Através de Darwin poderíamos pensar em uma evolução do mais simples ao mais
complexo, sempre produzindo condições mais favoráveis de sobrevivência aos mais
aptos, embora essa evolução não conduza para um progresso em termos de valores;
podemos avançar para um Estado mais evoluído e pior, em termos de valores.
Spencer diria que há especialização e finalidade. A teoria da dinâmica de redes
proporia a “autopoiesi” (mas para quê, por que, com qual sentido?). O marxismo
falaria em evolução para o comunismo. O funcionalismo ou a teoria de sistemas
não se questiona acerca da causa e finalidade, tomando esse conjunto de fatos
sociais como se sempre tivessem existido.
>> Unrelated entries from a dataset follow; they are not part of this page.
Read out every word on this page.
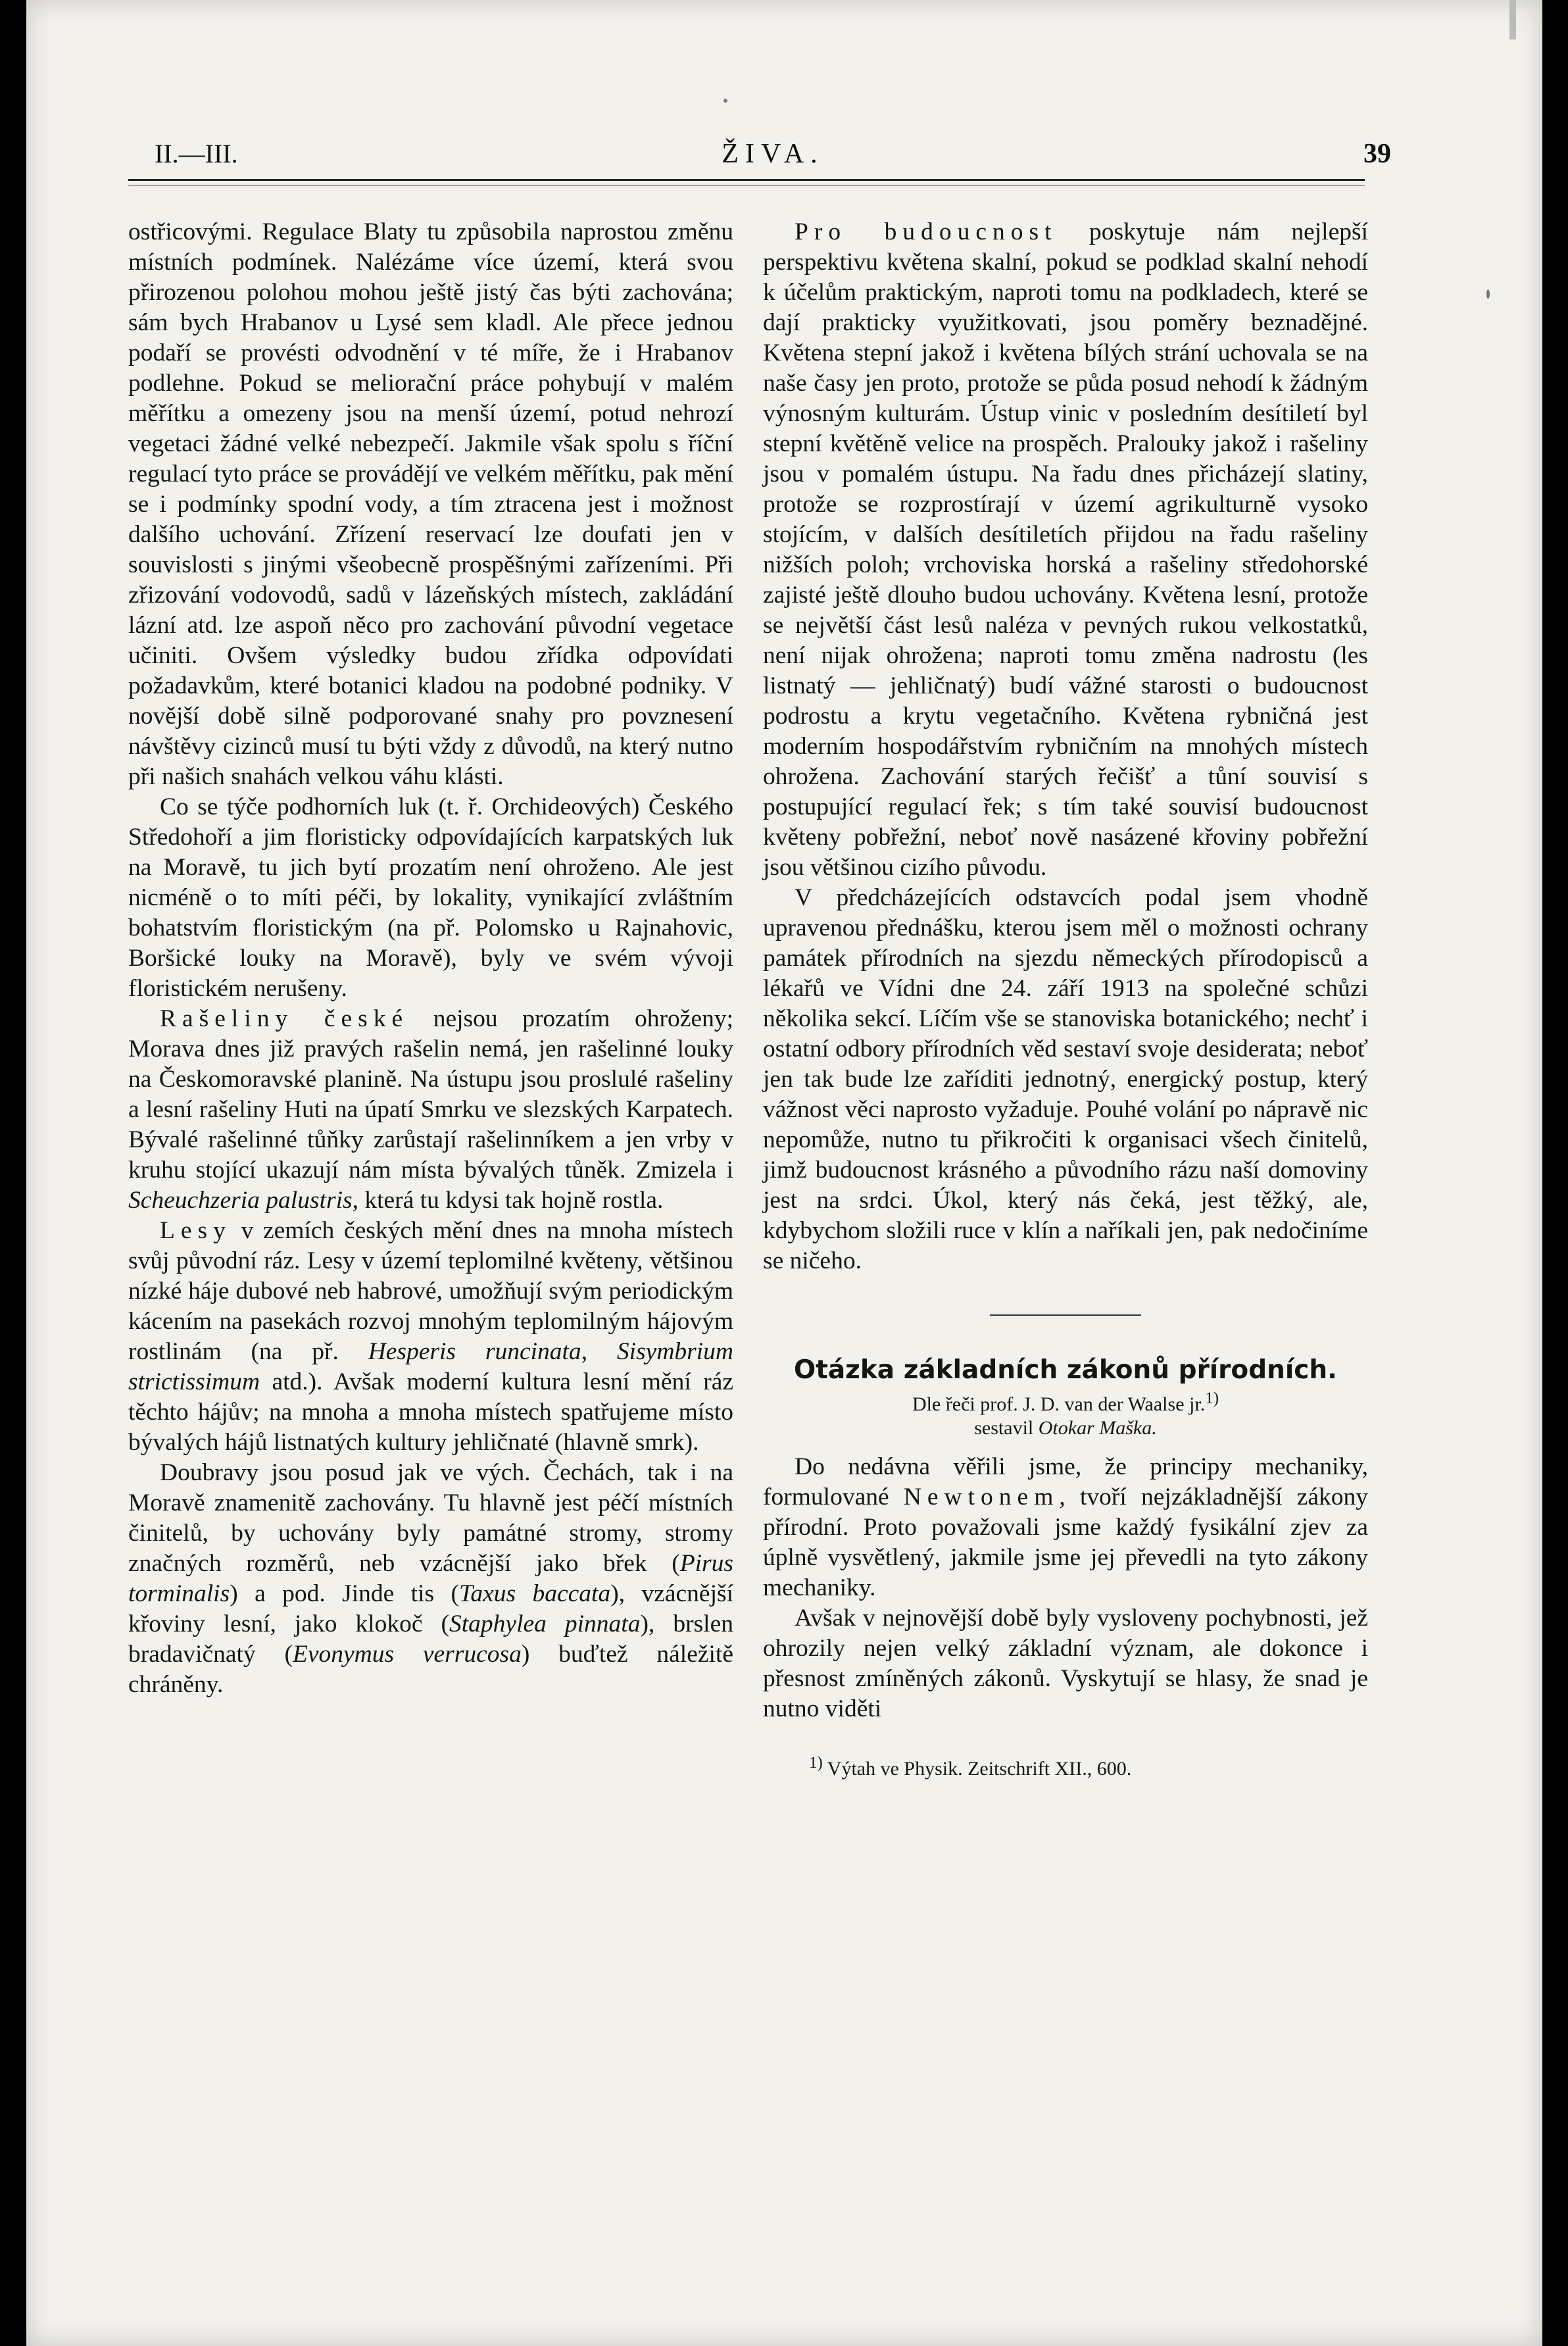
II.—III.	ŽIVA.	39

ostřicovými. Regulace Blaty tu způsobila naprostou změnu místních podmínek. Nalézáme více území, která svou přirozenou polohou mohou ještě jistý čas býti zachována; sám bych Hrabanov u Lysé sem kladl. Ale přece jednou podaří se provésti odvodnění v té míře, že i Hrabanov podlehne. Pokud se meliorační práce pohybují v malém měřítku a omezeny jsou na menší území, potud nehrozí vegetaci žádné velké nebezpečí. Jakmile však spolu s říční regulací tyto práce se provádějí ve velkém měřítku, pak mění se i podmínky spodní vody, a tím ztracena jest i možnost dalšího uchování. Zřízení reservací lze doufati jen v souvislosti s jinými všeobecně prospěšnými zařízeními. Při zřizování vodovodů, sadů v lázeňských místech, zakládání lázní atd. lze aspoň něco pro zachování původní vegetace učiniti. Ovšem výsledky budou zřídka odpovídati požadavkům, které botanici kladou na podobné podniky. V novější době silně podporované snahy pro povznesení návštěvy cizinců musí tu býti vždy z důvodů, na který nutno při našich snahách velkou váhu klásti.

Co se týče podhorních luk (t. ř. Orchideových) Českého Středohoří a jim floristicky odpovídajících karpatských luk na Moravě, tu jich bytí prozatím není ohroženo. Ale jest nicméně o to míti péči, by lokality, vynikající zvláštním bohatstvím floristickým (na př. Polomsko u Rajnahovic, Boršické louky na Moravě), byly ve svém vývoji floristickém nerušeny.

Rašeliny české nejsou prozatím ohroženy; Morava dnes již pravých rašelin nemá, jen rašelinné louky na Českomoravské planině. Na ústupu jsou proslulé rašeliny a lesní rašeliny Huti na úpatí Smrku ve slezských Karpatech. Bývalé rašelinné tůňky zarůstají rašelinníkem a jen vrby v kruhu stojící ukazují nám místa bývalých tůněk. Zmizela i Scheuchzeria palustris, která tu kdysi tak hojně rostla.

Lesy v zemích českých mění dnes na mnoha místech svůj původní ráz. Lesy v území teplomilné květeny, většinou nízké háje dubové neb habrové, umožňují svým periodickým kácením na pasekách rozvoj mnohým teplomilným hájovým rostlinám (na př. Hesperis runcinata, Sisymbrium strictissimum atd.). Avšak moderní kultura lesní mění ráz těchto hájův; na mnoha a mnoha místech spatřujeme místo bývalých hájů listnatých kultury jehličnaté (hlavně smrk).

Doubravy jsou posud jak ve vých. Čechách, tak i na Moravě znamenitě zachovány. Tu hlavně jest péčí místních činitelů, by uchovány byly památné stromy, stromy značných rozměrů, neb vzácnější jako břek (Pirus torminalis) a pod. Jinde tis (Taxus baccata), vzácnější křoviny lesní, jako klokoč (Staphylea pinnata), brslen bradavičnatý (Evonymus verrucosa) buďtež náležitě chráněny.

Pro budoucnost poskytuje nám nejlepší perspektivu květena skalní, pokud se podklad skalní nehodí k účelům praktickým, naproti tomu na podkladech, které se dají prakticky využitkovati, jsou poměry beznadějné. Květena stepní jakož i květena bílých strání uchovala se na naše časy jen proto, protože se půda posud nehodí k žádným výnosným kulturám. Ústup vinic v posledním desítiletí byl stepní květěně velice na prospěch. Pralouky jakož i rašeliny jsou v pomalém ústupu. Na řadu dnes přicházejí slatiny, protože se rozprostírají v území agrikulturně vysoko stojícím, v dalších desítiletích přijdou na řadu rašeliny nižších poloh; vrchoviska horská a rašeliny středohorské zajisté ještě dlouho budou uchovány. Květena lesní, protože se největší část lesů naléza v pevných rukou velkostatků, není nijak ohrožena; naproti tomu změna nadrostu (les listnatý — jehličnatý) budí vážné starosti o budoucnost podrostu a krytu vegetačního. Květena rybničná jest moderním hospodářstvím rybničním na mnohých místech ohrožena. Zachování starých řečišť a tůní souvisí s postupující regulací řek; s tím také souvisí budoucnost květeny pobřežní, neboť nově nasázené křoviny pobřežní jsou většinou cizího původu.

V předcházejících odstavcích podal jsem vhodně upravenou přednášku, kterou jsem měl o možnosti ochrany památek přírodních na sjezdu německých přírodopisců a lékařů ve Vídni dne 24. září 1913 na společné schůzi několika sekcí. Líčím vše se stanoviska botanického; nechť i ostatní odbory přírodních věd sestaví svoje desiderata; neboť jen tak bude lze zaříditi jednotný, energický postup, který vážnost věci naprosto vyžaduje. Pouhé volání po nápravě nic nepomůže, nutno tu přikročiti k organisaci všech činitelů, jimž budoucnost krásného a původního rázu naší domoviny jest na srdci. Úkol, který nás čeká, jest těžký, ale, kdybychom složili ruce v klín a naříkali jen, pak nedočiníme se ničeho.

Otázka základních zákonů přírodních.
Dle řeči prof. J. D. van der Waalse jr.$^{1)}$
sestavil Otokar Maška.

Do nedávna věřili jsme, že principy mechaniky, formulované Newtonem, tvoří nejzákladnější zákony přírodní. Proto považovali jsme každý fysikální zjev za úplně vysvětlený, jakmile jsme jej převedli na tyto zákony mechaniky.

Avšak v nejnovější době byly vysloveny pochybnosti, jež ohrozily nejen velký základní význam, ale dokonce i přesnost zmíněných zákonů. Vyskytují se hlasy, že snad je nutno viděti

$^{1)}$ Výtah ve Physik. Zeitschrift XII., 600.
Não questionar a causa e a finalidade
é dar ensejo ao surgimento de uma teoria funcionalista da sociedade que advoga
a semelhança entre esta e o corpo humano, no qual cada órgão cumpre uma função
no sentido de se alcançar a saúde. No que diz respeito à sociedade seria a
saúde social, ou paz social. O modelo funcionalista prega que assim como
cuidamos da saúde de um determinado órgão para que ele não afete o todo,
devemos cuidar do órgão social para que a paz não seja perturbada. Então se
fala em Estado em Crise, e se defende o aperfeiçoamento do Estado. Isso conduz
a soluções autoritárias por que engendra modificações nas legislações de controle.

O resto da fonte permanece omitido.